If there is one podcast you listen to this year, switch on Leather and meat on the inside at COP27 from ILM’s View from the Top series. It involves a discussion with Stephen Sothmann, President of the Leather and Hide Council of America, who attended COP27 along with Eric Mittenthal, Chief Strategy Officer at the North American Meat Institute.
While there was a tiny presence at COP26 in Glasgow, where I had hoped in vain for several leather industry organisations to have stands, this was the first time the global leather industry has gotten seriously involved. Having Stephen Sothmann there was particularly useful since his lobbying skills allows him to quickly get to grips with what is going on.
COP27 was clearly going to be fraught. Following on from Glasgow, the idea was that countries would arrive with improved promises, but we started to see backtracking even before 2021 ended and then Russia’s senseless attack on Ukraine pushed worried countries back towards fossil supplies. The last opportunity for Russia to use its fossil fuels as a leverage in war.
Fossil fuel lobby
We were also forewarned that food and agriculture would be discussed with both the food and fossil lobbies blaming livestock emissions for planetary enemy rather than coal, oil, gas and fertiliser production for crops grown on unsuitable terrain; or even considering food waste.
Listening to the podcast, both the value of being present and the even greater danger of being absent comes across very clearly. Fashion is added in as a key topic where the podcast highlights the role the leather industry has already played in contesting inaccurate indices such as the long contested Higg Index. The value of engagement is identified many times in this entertaining podcast.
A need to step up to the plate
The question must be asked about the rest of the industry? It is a huge step to have a leather representative there but what about the wider industry? Should not the International Council of Tanners have been leading a bigger group covering more of the world industry with a skilled team able to cover multiple discussions simultaneously? Who represented Africa and vital need for the jobs leather offers, and grassland needs with well managed grazing to sequester carbon? Listeners learn of many important discussions with major international figures and CEOs present: people funding meat and material substitutes and the CEOs from brands that are currently considering whether or not leather is a suitable material for the future.
Individual tanners and stakeholders need to get the message out loud and clear that leather does not hold a secure or privileged position. Because tanners know it is special and good does not make it immune from challenge; and the challenges are many, from different directions, passionately supported and very well funded. It is far too late to sit back and expect others to reverse the trend against leather with an occasional corrective pronouncement.
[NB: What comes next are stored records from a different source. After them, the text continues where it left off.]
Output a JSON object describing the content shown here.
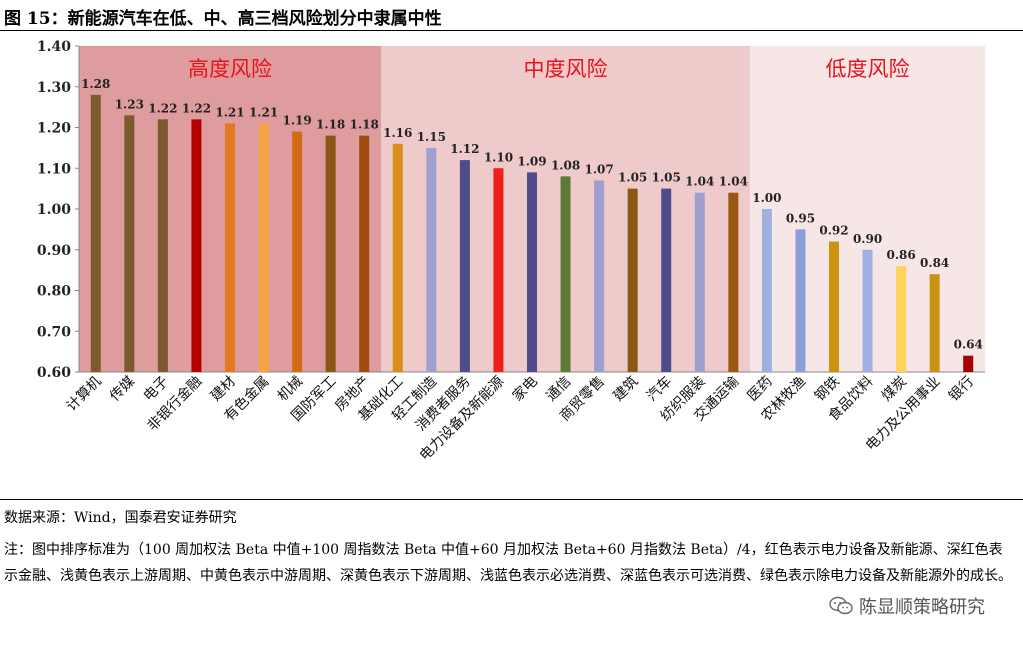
{
  "figure": {
    "title": "图 15：新能源汽车在低、中、高三档风险划分中隶属中性",
    "source": "数据来源：Wind，国泰君安证券研究",
    "note": "注：图中排序标准为（100 周加权法 Beta 中值+100 周指数法 Beta 中值+60 月加权法 Beta+60 月指数法 Beta）/4，红色表示电力设备及新能源、深红色表示金融、浅黄色表示上游周期、中黄色表示中游周期、深黄色表示下游周期、浅蓝色表示必选消费、深蓝色表示可选消费、绿色表示除电力设备及新能源外的成长。",
    "watermark": "陈显顺策略研究",
    "watermark_icon": "wechat-icon"
  },
  "chart_data": {
    "type": "bar",
    "ylim": [
      0.6,
      1.4
    ],
    "yticks": [
      0.6,
      0.7,
      0.8,
      0.9,
      1.0,
      1.1,
      1.2,
      1.3,
      1.4
    ],
    "grid": false,
    "categories": [
      "计算机",
      "传媒",
      "电子",
      "非银行金融",
      "建材",
      "有色金属",
      "机械",
      "国防军工",
      "房地产",
      "基础化工",
      "轻工制造",
      "消费者服务",
      "电力设备及新能源",
      "家电",
      "通信",
      "商贸零售",
      "建筑",
      "汽车",
      "纺织服装",
      "交通运输",
      "医药",
      "农林牧渔",
      "钢铁",
      "食品饮料",
      "煤炭",
      "电力及公用事业",
      "银行"
    ],
    "values": [
      1.28,
      1.23,
      1.22,
      1.22,
      1.21,
      1.21,
      1.19,
      1.18,
      1.18,
      1.16,
      1.15,
      1.12,
      1.1,
      1.09,
      1.08,
      1.07,
      1.05,
      1.05,
      1.04,
      1.04,
      1.0,
      0.95,
      0.92,
      0.9,
      0.86,
      0.84,
      0.64
    ],
    "value_labels": [
      "1.28",
      "1.23",
      "1.22",
      "1.22",
      "1.21",
      "1.21",
      "1.19",
      "1.18",
      "1.18",
      "1.16",
      "1.15",
      "1.12",
      "1.10",
      "1.09",
      "1.08",
      "1.07",
      "1.05",
      "1.05",
      "1.04",
      "1.04",
      "1.00",
      "0.95",
      "0.92",
      "0.90",
      "0.86",
      "0.84",
      "0.64"
    ],
    "colors": [
      "#7B5A2E",
      "#7B5A2E",
      "#7B5A2E",
      "#B40000",
      "#E3781D",
      "#F4A443",
      "#D36A15",
      "#8C5618",
      "#A04B10",
      "#D98E19",
      "#9E9ECF",
      "#4E4C8A",
      "#F01D1D",
      "#4E4C8A",
      "#5E7A36",
      "#9E9ECF",
      "#8A5A14",
      "#4E4C8A",
      "#9E9ECF",
      "#9A5710",
      "#9FB0E0",
      "#8CA0D8",
      "#C9920F",
      "#9FB0E0",
      "#FFD25E",
      "#C9920F",
      "#A80000"
    ],
    "regions": [
      {
        "label": "高度风险",
        "from": 0,
        "to": 8,
        "color": "#DE9C9E"
      },
      {
        "label": "中度风险",
        "from": 9,
        "to": 19,
        "color": "#EECACB"
      },
      {
        "label": "低度风险",
        "from": 20,
        "to": 26,
        "color": "#F6E6E6"
      }
    ],
    "region_label_color": "#E8121C"
  }
}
The fight to get leather recognised as a sustainable material with added longevity that can help the planet back on to the 1.5oC track needs to be a relentless one. If you have not joined and paid your dues to one or more of the 30 companies that co-wrote and signed the COP27 statement, do so now. You cannot expect the LHCA, Leather Naturally and others to do all the work on their own with limited funds and dependent almost wholly on industry volunteers.
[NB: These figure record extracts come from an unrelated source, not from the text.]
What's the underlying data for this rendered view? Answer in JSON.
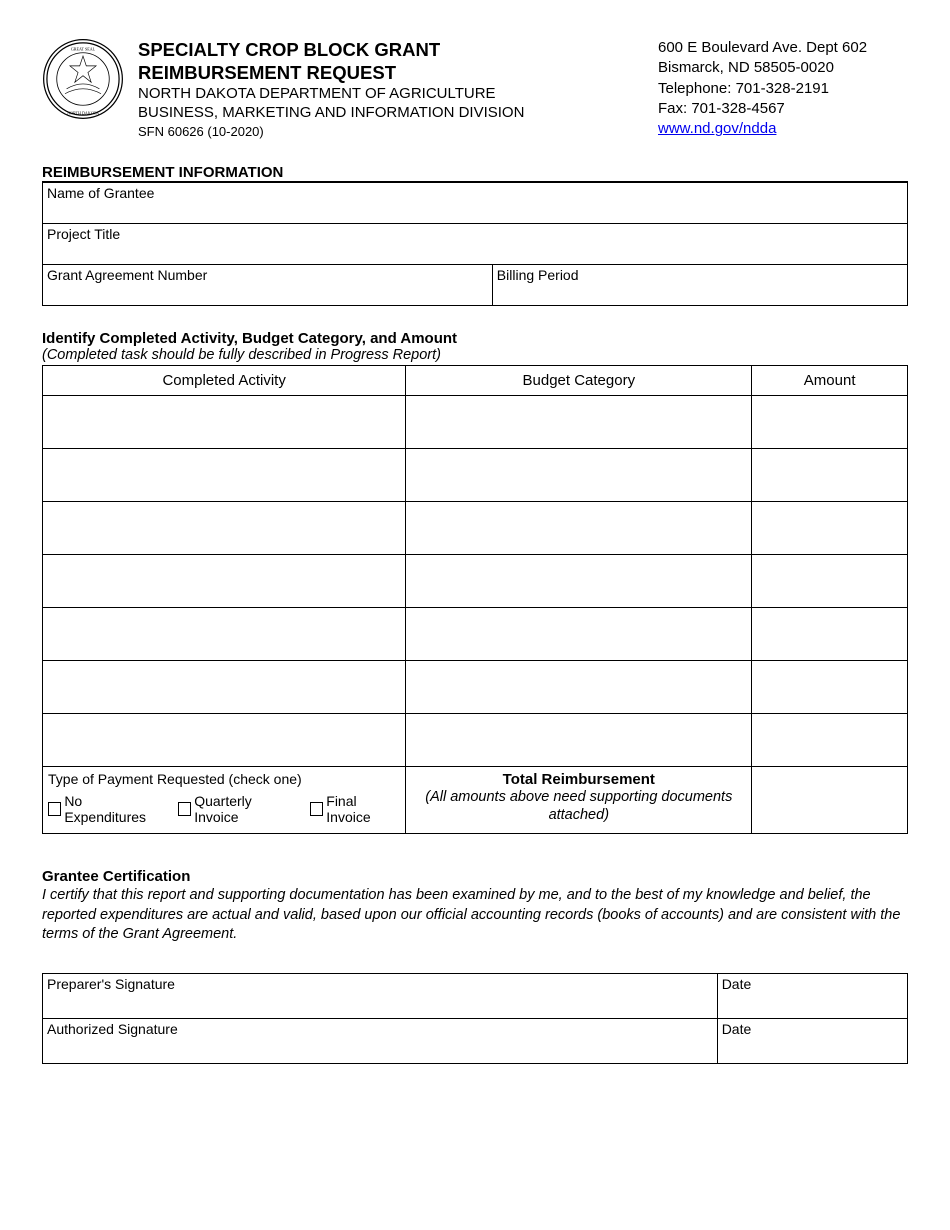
{
  "header": {
    "title_line1": "SPECIALTY CROP BLOCK GRANT",
    "title_line2": "REIMBURSEMENT REQUEST",
    "dept_line1": "NORTH DAKOTA DEPARTMENT OF AGRICULTURE",
    "dept_line2": "BUSINESS, MARKETING AND INFORMATION DIVISION",
    "form_number": "SFN 60626 (10-2020)"
  },
  "contact": {
    "address_line1": "600 E Boulevard Ave. Dept 602",
    "address_line2": "Bismarck, ND 58505-0020",
    "telephone": "Telephone:  701-328-2191",
    "fax": "Fax:  701-328-4567",
    "website_text": "www.nd.gov/ndda",
    "website_url": "http://www.nd.gov/ndda"
  },
  "section1": {
    "heading": "REIMBURSEMENT INFORMATION",
    "fields": {
      "grantee": "Name of Grantee",
      "project_title": "Project Title",
      "grant_number": "Grant Agreement Number",
      "billing_period": "Billing Period"
    }
  },
  "section2": {
    "heading": "Identify Completed Activity, Budget Category, and Amount",
    "note": "(Completed task should be fully described in Progress Report)",
    "columns": {
      "activity": "Completed Activity",
      "category": "Budget Category",
      "amount": "Amount"
    },
    "row_count": 7,
    "payment_type": {
      "label": "Type of Payment Requested (check one)",
      "options": [
        "No Expenditures",
        "Quarterly Invoice",
        "Final Invoice"
      ]
    },
    "total": {
      "title": "Total Reimbursement",
      "note": "(All amounts above need supporting documents attached)"
    }
  },
  "certification": {
    "heading": "Grantee Certification",
    "text": "I certify that this report and supporting documentation has been examined by me, and to the best of my knowledge and belief, the reported expenditures are actual and valid, based upon our official accounting records (books of accounts) and are consistent with the terms of the Grant Agreement."
  },
  "signatures": {
    "preparer": "Preparer's Signature",
    "authorized": "Authorized Signature",
    "date": "Date"
  }
}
The COP26 Leather Manifesto was a perfect start to a collaborative approach and with messaging for the current moment in history and, as the podcast explains, the COP27 update simplifies the language and extends the process. They are outstanding documents to help the industry to get the conversation going in all the environments we need to be present. Documents that can be sent to politicians and influencers of all sorts.
Fashion, food, agriculture, deforestation, circularity, energy and water are all areas tanners must be involved in. We need to have a full understanding of where we stand, areas we must improve, what those against leather are saying and be present at the table.
What will transition to net-zero emissions entail?
And if our leadership bodies can keep communicating as they have to produce these manifestos, then why not push this further and start examining what transition to net zero emissions will entail? Engaging and planning for better are not insurmountable edifices for the leather industry but correct and achievable objectives.